Que pensent les Français, et plus précisément, les parents d’élèves, du collège d’aujourd’hui ? La température est prise à l’initiative de l’Apel -l’Association des parents d’élèves de l’enseignement libre- et d’un sondage CSA rendu public ce matin. Résultat : un peu moins de la moitié des Français (46%) pensent que le collège fonctionne mal, tandis que 18% des parents d’élèves jugent qu’il fonctionne « très mal ». Comment expliquer ce désamour pour le collège alors que l’école élémentaire est plébiscitée par 71% des Français ? L’Apel avait convié spécialistes et parlementaires pour en débattre ce matin.
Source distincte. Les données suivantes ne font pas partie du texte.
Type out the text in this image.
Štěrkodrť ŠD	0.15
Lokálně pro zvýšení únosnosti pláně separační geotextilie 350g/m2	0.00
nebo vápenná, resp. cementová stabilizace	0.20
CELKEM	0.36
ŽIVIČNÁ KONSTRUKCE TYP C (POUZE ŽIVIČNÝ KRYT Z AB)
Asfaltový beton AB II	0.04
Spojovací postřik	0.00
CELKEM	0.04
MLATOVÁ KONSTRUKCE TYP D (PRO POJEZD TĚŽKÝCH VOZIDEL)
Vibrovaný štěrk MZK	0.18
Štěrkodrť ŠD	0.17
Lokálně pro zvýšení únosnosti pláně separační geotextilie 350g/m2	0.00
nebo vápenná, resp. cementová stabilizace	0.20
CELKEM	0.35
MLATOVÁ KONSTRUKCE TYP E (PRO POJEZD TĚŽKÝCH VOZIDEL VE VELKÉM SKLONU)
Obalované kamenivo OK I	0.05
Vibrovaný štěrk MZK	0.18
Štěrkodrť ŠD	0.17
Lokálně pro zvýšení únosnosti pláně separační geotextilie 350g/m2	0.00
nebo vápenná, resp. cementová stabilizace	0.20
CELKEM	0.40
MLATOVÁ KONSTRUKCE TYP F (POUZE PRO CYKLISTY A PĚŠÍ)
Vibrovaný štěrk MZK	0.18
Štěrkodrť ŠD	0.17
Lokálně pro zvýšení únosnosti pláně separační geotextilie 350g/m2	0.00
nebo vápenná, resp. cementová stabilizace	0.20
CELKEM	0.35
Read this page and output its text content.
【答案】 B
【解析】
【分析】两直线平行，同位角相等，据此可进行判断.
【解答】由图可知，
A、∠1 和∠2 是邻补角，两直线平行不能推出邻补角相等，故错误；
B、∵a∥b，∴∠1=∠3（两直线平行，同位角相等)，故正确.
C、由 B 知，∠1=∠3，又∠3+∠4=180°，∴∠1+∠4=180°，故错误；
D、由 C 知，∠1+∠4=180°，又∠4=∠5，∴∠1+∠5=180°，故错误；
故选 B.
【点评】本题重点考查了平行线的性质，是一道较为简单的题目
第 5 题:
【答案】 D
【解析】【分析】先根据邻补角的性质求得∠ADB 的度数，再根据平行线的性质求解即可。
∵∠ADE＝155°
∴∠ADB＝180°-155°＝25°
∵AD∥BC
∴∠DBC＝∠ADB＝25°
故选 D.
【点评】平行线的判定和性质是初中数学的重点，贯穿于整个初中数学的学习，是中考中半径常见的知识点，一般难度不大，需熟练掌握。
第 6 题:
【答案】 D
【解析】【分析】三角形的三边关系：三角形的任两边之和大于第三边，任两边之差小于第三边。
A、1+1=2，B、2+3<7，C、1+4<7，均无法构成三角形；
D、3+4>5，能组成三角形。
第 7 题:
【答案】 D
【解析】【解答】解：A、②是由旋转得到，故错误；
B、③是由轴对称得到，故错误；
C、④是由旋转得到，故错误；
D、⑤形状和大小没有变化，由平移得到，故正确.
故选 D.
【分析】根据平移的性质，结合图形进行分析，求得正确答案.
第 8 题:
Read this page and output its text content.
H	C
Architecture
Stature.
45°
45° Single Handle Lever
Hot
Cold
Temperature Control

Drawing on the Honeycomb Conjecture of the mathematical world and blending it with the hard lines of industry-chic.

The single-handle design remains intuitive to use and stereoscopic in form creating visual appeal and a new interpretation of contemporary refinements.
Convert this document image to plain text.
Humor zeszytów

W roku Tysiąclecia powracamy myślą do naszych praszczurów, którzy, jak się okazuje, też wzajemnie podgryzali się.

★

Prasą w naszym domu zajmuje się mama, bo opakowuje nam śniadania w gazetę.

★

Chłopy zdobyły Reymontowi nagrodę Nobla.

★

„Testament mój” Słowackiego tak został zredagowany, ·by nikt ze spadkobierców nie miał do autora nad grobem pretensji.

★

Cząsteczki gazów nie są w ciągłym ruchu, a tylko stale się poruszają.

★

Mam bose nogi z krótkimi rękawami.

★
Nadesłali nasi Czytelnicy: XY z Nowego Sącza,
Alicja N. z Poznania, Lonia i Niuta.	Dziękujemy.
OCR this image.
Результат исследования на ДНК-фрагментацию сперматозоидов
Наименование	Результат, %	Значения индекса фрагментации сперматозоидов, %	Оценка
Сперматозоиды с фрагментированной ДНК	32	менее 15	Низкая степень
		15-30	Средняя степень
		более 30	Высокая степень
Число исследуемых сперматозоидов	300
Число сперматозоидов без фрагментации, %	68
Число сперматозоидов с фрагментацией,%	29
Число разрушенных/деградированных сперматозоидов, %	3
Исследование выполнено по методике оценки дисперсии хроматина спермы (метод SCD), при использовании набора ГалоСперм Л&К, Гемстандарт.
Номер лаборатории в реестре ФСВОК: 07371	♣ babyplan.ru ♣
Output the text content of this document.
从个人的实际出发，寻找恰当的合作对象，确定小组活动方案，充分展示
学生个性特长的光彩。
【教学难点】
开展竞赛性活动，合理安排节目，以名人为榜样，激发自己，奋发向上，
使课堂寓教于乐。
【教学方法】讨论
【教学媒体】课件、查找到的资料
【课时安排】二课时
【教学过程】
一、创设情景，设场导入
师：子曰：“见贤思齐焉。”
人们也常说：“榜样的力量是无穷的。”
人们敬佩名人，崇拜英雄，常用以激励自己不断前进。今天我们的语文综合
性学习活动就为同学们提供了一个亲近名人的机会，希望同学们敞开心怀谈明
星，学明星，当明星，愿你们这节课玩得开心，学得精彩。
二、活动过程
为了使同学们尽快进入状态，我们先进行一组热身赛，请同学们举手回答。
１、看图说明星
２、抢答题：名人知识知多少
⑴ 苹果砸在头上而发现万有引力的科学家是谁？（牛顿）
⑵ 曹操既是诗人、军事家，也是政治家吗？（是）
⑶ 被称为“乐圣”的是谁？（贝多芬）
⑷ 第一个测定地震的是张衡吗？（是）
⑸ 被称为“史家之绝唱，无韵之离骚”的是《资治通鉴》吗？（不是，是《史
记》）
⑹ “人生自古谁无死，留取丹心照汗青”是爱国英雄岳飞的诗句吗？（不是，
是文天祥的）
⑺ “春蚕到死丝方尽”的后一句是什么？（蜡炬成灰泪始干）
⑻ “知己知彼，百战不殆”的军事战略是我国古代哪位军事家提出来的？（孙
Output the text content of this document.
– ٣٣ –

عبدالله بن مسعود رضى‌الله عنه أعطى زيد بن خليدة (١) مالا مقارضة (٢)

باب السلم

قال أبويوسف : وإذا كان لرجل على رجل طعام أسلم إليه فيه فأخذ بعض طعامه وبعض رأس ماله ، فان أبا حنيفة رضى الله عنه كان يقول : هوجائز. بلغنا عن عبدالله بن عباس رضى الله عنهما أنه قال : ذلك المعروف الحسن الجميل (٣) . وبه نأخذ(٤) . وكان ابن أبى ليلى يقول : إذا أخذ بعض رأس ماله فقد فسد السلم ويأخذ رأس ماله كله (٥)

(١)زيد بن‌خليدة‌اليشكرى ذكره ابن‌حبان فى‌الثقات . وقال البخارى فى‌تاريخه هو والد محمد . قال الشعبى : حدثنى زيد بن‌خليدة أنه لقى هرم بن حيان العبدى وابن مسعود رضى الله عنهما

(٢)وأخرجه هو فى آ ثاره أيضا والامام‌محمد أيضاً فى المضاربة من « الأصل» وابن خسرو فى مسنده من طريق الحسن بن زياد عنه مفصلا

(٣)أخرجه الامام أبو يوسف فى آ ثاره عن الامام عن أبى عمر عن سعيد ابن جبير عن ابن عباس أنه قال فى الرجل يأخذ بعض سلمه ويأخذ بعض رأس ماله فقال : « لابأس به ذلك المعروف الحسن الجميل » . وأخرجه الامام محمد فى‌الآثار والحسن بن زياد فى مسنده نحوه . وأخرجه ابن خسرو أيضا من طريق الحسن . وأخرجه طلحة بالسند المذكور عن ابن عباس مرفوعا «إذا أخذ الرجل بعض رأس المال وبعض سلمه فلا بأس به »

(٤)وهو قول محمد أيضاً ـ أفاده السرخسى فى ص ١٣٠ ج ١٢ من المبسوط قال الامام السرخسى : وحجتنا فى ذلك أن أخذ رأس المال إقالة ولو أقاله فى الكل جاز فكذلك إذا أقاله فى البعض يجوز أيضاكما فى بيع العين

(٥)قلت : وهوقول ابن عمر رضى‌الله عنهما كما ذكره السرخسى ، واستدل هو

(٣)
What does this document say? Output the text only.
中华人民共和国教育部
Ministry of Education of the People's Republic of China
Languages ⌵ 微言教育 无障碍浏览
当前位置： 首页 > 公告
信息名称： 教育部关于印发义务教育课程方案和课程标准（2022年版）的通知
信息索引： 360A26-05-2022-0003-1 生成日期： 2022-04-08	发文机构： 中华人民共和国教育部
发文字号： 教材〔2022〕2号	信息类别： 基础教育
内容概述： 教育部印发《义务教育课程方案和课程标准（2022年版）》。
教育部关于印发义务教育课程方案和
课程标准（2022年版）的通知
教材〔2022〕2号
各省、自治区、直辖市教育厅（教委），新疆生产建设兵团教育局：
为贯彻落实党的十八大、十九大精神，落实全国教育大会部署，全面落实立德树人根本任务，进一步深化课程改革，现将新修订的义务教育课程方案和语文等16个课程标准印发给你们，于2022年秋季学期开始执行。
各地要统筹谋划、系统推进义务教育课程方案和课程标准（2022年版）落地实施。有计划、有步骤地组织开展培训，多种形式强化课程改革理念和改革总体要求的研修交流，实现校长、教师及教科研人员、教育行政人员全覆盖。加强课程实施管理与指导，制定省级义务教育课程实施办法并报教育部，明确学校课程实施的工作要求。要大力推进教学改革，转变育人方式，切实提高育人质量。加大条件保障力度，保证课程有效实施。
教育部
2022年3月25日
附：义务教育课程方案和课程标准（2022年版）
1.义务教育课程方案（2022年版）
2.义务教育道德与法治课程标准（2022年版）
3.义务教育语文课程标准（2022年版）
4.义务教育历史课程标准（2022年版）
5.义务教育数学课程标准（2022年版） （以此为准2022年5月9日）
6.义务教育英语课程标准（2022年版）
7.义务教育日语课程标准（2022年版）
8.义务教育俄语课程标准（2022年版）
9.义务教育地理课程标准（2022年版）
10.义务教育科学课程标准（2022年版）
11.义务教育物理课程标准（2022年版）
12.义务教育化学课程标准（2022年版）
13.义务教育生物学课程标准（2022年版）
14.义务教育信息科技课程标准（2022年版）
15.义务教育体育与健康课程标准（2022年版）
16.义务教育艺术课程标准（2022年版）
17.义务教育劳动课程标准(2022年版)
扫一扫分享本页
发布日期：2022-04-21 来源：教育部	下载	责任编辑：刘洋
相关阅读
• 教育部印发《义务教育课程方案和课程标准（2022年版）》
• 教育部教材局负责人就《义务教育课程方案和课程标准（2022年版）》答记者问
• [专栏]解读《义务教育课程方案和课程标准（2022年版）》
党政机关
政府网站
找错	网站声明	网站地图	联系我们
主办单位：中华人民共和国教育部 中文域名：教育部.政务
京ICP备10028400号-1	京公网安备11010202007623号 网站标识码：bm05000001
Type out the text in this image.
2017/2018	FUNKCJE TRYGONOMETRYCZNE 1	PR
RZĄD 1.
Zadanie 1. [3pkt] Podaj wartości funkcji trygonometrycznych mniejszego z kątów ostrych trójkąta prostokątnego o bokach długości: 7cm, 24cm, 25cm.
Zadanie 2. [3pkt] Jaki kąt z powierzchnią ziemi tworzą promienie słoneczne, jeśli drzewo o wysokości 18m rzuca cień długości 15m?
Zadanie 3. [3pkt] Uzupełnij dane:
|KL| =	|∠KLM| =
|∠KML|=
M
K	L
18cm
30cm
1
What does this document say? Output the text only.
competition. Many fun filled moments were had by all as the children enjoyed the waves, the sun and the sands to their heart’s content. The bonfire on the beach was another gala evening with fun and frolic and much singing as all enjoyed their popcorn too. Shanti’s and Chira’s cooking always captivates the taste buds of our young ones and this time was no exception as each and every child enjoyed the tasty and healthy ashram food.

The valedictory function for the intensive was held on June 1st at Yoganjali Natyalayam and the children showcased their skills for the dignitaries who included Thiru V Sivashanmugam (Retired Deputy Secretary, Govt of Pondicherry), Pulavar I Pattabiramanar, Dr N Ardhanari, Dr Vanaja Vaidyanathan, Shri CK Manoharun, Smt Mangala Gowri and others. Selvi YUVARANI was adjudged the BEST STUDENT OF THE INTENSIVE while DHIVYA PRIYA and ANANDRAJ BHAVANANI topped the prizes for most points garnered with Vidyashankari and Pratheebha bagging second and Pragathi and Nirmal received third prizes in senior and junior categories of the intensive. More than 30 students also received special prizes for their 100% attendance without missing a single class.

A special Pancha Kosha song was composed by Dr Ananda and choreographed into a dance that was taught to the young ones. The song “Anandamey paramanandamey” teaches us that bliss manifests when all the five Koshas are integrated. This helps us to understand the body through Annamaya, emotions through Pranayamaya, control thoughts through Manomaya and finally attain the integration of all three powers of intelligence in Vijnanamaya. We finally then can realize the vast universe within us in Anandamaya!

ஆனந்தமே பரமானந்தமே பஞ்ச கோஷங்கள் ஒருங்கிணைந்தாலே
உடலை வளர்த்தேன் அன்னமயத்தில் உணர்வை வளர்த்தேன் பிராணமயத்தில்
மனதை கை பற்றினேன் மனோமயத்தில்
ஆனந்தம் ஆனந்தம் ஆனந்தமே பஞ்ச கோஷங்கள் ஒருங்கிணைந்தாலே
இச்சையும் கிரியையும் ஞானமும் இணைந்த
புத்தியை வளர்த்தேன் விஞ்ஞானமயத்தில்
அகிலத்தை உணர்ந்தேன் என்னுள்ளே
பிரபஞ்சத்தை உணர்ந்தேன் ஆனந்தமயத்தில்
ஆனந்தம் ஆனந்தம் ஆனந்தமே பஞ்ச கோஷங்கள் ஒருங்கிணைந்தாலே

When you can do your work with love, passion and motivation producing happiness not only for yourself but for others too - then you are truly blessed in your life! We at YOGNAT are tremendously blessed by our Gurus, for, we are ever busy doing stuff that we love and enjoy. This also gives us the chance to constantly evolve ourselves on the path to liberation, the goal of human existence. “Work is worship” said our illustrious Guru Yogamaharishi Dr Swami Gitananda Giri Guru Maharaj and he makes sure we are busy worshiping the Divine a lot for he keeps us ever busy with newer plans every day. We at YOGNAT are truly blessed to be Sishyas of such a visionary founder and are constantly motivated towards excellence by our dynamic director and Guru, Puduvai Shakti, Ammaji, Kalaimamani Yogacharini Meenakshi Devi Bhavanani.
Le tri par l’échec : la sélection des élites
Première cause invoquée par cette enquête : l’échec de l’ambition d’une école Républicaine fondée sur l’égalité des chances. Pour 44% des sondés, le collège ne favorise pas l’égalité des chances, 51% pensent même qu’il entraîne surtout une sélection des meilleurs. Un constat éprouvé par la plupart des professeurs et spécialistes de l’éducation alarmés par le manque de solutions pour gérer les « décrocheurs ». Selon le député Nouveau Centre Yves Lachaud, « c’est une pure utopie de croire qu’on peut sortir 100% d’une classe d’âge au même niveau en même temps. Il y a 70% des élèves pour qui le collège se passe bien, les 30% restants ont toujours existé, mais ils ne sont pas assez aidés », et le député de noter que « tous les mineurs déviants de notre société sont des élèves en échec scolaire lors du passage 5e-4e ». D’où la lourde responsabilité des années collège…
La fin du collège unique ?
Egalement mise en cause par cette enquête : l’efficacité du collège unique. Les collégiens sont insuffisamment préparés pour la suite de leur scolarité et leur insertion professionnelle selon 52% des Français, et les moyens sont jugés insuffisants et surtout inadaptés aux besoins des enfants : ainsi 67% des Français (et 72% des parents d’élèves) souhaiteraient la fin du collège unique, pour une formule plus diversifiée. Par exemple, 68% des sondés estiment qu’un collégien devrait pouvoir suivre un cours de troisième en maths et un cours de cinquième en français si cela reflète vraiment son niveau dans chacune des matières.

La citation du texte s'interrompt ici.